Families are going into debt to pay for housing and education costs, an essential expense for the middle classes who hope to ensure their children get to the college they want.
But it’s not just families. In August, the South Korean government announced new credit restrictions aimed at reducing debt among the youngest. Millennials and those in their 30s owe the most relative to their income.
But attempts to curb borrowing have led some to turn to higher-cost, higher-risk lenders.
Such a choice leaves many at the mercy of debt collectors if the slightest change in their circumstances causes them to default.
While few can be found in the hands of criminal groups threatening to remove their organs for sale, as shown in Squid Game, the burden of overwhelming debt is a deepening social problem, not to mention the leading cause of suicide in South Korea.
Players, winners and losers
The inclusion in Squid Game of other characters representing disadvantaged minorities in South Korea highlights the consequences that socioeconomic inequality has for these groups as well.
The cruel exploitation by a factory employer of a migrant worker who is forced into the game is representative of barriers to upward mobility for those in South and Southeast Asia.
North Korean defectors are also listed as individuals who must fight on many fronts to achieve both financial stability and social inclusion.
The series pokes fun at Christianity and repeatedly expresses the increasing shift in public opinion of the rapid development of South Korea during the 1970s and 1980s and its connection to the growth of the church at that time.
The so-called Protestant work ethic was the cornerstone of South Korea’s authoritarian-era economic “miracle”.
During three decades of ambitious economic plans, the country was transformed into a high-income economy. Throughout this time, worldwide success was seen as a sign of blessing and megachurches were on the rise.
Yet corruption was rife among politicians and chaebol families (huge family-dominated business groups) who served as church elders as they embezzled funds and built their private empires.
Unsurprisingly, disillusionment with some members of the political elite and the church has led many in an increasingly secular country to dispute the truth of Christianity’s claim to serve the poor and oppressed in South Korea.

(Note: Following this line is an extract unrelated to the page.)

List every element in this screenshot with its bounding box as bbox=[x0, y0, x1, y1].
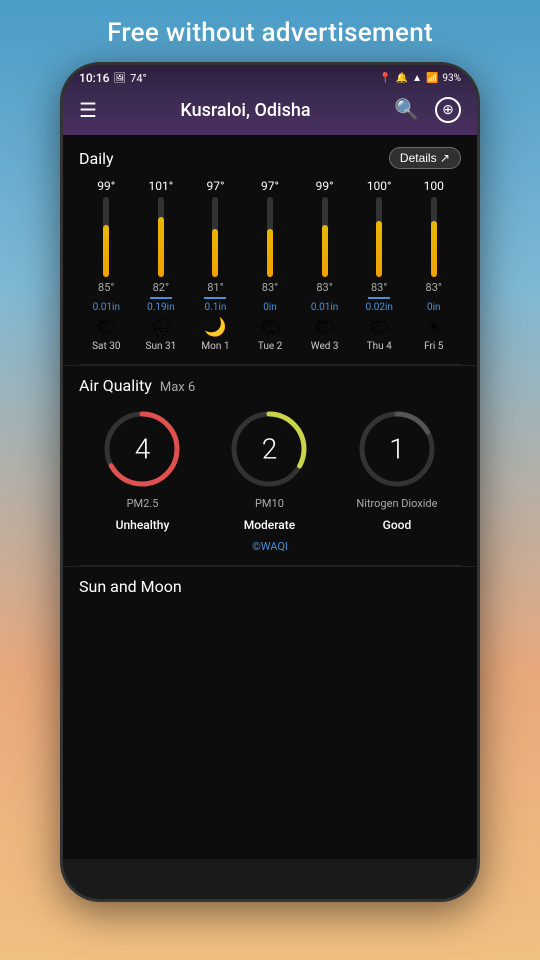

Of course, this is not an exclusive South Korean story. People from all over the world can relate to the characters in “The Squid Game”, their problems and their humanity.
Economies similar to South Korea are experiencing many of the same challenges, exacerbated by the ongoing pandemic.
Squid Game brutally reminds the winners of each stage, and the show’s global audience, that those who succeed often do so at the expense of those who failed through weakness, discrimination, poor judgment, or just plain bad luck.
The final episode hints at the possibility of a second series, but even if it doesn’t continue, Squid Game makes it clear that the story it represents is far from over.